Tip #2: Negotiate the Material Terms of the Sale in the LOI. Entrepreneurs must understand that their strongest leverage as a seller is prior to the execution of the LOI. This is the time-frame when bidders must be played off of each other, as discussed above. Not negotiating the material terms of the deal in the LOI is the most common mistake I see from the sell-side.
Once the LOI is executed, all of the entrepreneur's leverage is gone because she generally won't be able to shop her company to any other potential buyers for a period of 60 days or longer due to what's called a "no-shop provision." So prior to executing the LOI is when the seller wants to create a competitive environment (or the perception of one) and have the prospective buyers compete on price and terms.

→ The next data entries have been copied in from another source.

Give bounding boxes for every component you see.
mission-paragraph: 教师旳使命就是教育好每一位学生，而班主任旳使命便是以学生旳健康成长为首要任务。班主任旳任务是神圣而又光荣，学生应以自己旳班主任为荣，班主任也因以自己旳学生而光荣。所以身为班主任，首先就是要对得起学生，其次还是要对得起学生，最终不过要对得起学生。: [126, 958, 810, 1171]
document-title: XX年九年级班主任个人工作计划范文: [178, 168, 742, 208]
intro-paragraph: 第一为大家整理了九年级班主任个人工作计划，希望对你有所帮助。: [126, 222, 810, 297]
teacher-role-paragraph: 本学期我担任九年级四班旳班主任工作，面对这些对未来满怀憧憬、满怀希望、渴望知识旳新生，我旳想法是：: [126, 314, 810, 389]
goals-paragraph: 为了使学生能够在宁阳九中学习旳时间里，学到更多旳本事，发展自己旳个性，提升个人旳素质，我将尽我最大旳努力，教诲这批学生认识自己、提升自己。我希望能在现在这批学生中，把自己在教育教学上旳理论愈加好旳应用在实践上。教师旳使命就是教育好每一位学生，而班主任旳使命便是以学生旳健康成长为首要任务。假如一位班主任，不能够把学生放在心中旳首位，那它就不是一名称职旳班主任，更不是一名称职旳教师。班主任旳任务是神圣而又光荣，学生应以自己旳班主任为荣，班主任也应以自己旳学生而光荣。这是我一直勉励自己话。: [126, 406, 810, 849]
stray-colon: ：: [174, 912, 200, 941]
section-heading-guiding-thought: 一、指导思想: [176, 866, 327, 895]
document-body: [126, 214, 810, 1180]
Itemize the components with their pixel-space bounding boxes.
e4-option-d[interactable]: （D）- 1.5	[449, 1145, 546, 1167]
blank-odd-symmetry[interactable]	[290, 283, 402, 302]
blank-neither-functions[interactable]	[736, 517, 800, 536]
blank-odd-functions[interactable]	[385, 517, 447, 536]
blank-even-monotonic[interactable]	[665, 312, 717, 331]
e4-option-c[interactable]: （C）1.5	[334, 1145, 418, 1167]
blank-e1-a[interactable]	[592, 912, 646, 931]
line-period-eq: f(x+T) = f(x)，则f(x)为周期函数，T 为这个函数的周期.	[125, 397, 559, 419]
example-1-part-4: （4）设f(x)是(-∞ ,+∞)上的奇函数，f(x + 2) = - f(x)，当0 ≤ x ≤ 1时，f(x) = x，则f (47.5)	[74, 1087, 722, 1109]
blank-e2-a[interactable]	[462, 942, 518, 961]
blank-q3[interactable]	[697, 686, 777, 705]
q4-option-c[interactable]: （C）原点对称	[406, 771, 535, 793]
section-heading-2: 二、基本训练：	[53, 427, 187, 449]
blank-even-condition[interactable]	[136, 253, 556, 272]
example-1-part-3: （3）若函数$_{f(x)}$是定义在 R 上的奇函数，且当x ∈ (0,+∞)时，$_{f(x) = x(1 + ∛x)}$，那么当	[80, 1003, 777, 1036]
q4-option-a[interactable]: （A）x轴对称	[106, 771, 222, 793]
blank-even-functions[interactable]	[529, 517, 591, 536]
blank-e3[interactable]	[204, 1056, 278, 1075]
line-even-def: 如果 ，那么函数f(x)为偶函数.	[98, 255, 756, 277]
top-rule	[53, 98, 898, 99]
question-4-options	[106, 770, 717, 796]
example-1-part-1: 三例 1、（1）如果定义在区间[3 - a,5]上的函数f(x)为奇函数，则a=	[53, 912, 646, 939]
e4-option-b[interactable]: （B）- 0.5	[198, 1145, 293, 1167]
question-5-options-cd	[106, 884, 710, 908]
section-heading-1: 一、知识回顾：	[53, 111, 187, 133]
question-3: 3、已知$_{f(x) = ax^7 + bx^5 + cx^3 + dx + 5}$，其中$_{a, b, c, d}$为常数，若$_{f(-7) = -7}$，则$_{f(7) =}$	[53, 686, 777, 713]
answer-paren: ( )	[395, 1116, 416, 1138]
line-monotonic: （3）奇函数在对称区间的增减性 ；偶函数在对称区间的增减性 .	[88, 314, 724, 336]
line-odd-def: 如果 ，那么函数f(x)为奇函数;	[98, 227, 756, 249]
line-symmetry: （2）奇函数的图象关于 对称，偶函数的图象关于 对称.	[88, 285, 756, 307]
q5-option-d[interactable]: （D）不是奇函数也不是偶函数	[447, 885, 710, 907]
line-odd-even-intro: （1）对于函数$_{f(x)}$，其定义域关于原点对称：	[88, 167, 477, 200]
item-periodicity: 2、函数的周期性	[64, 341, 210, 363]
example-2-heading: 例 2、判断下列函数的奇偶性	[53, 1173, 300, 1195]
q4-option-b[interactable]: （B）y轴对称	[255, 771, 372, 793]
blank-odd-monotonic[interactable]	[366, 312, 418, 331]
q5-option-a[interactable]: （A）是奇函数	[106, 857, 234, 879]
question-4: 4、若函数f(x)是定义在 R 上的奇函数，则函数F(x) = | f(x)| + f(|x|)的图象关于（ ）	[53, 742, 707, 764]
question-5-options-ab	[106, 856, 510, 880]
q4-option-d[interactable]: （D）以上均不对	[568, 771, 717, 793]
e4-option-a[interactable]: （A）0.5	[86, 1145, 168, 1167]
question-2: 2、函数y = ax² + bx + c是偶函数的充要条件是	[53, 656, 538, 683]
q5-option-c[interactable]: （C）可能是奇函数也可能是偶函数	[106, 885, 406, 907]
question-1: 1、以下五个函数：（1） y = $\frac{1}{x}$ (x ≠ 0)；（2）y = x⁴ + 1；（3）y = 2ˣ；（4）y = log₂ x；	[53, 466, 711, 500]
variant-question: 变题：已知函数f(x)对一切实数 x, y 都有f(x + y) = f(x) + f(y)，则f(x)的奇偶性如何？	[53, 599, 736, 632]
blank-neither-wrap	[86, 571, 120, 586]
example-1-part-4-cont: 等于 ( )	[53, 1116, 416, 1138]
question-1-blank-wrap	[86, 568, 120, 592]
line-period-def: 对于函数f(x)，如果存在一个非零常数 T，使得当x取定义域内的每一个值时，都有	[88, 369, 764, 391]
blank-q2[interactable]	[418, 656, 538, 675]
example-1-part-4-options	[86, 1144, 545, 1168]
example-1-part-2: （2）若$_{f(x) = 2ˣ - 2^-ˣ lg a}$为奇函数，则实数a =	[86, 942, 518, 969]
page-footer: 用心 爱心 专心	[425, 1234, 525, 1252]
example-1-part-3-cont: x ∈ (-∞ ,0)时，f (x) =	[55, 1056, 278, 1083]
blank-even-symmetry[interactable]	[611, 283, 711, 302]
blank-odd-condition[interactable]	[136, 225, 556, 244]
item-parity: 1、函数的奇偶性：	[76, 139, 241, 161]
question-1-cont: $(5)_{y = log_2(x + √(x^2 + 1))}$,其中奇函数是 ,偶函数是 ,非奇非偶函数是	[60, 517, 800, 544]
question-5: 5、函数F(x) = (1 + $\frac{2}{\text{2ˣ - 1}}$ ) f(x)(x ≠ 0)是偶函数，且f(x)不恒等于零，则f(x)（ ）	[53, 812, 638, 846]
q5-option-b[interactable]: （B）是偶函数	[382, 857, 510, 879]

One buyer, for example, may offer a higher purchase price, but require that part of the sale proceeds be put into escrow to cover any claims it may have post-closing and/or require that the seller have no "cap" on liability post-closing (see #3 below); another buyer may offer a lower purchase price, but not require an escrow and only require a 10% cap. Accordingly, prior to choosing a buyer, the seller should negotiate and weigh all of the material terms of the offer, and the LOI should reflect those terms.
Tip #3: Cap Your Liability. Obviously, entrepreneurs want to sleep well after they sell their company and enjoy the fruits of their labor. Indeed, the last thing they want is to get sued by the buyer post-closing. Accordingly, it is critical that certain key provisions be inserted into the acquisition agreement to protect them. One such provision is a cap on liability, which, as noted above, should ideally be negotiated in the LOI.
A cap basically means that if something goes wrong post-closing and it turns out, for example, that the seller has breached a representation and warranty in the agreement, the buyer can only recover up to a certain amount.
Sellers should strive for a cap of 10-20% of the purchase price and should also try to minimize any buyer carve-outs. The message to the buyer is simple: inherent in any business are certain ongoing risks. Thus, once the business is sold, the buyer should only be able to recover a limited amount of the sale proceeds (absent fraud).
In conclusion, selling a business can be a very difficult and emotional experience, particularly for first-time entrepreneurs; however, if you follow the three tips above, I am confident that the sales process will be a lot more productive and beneficial.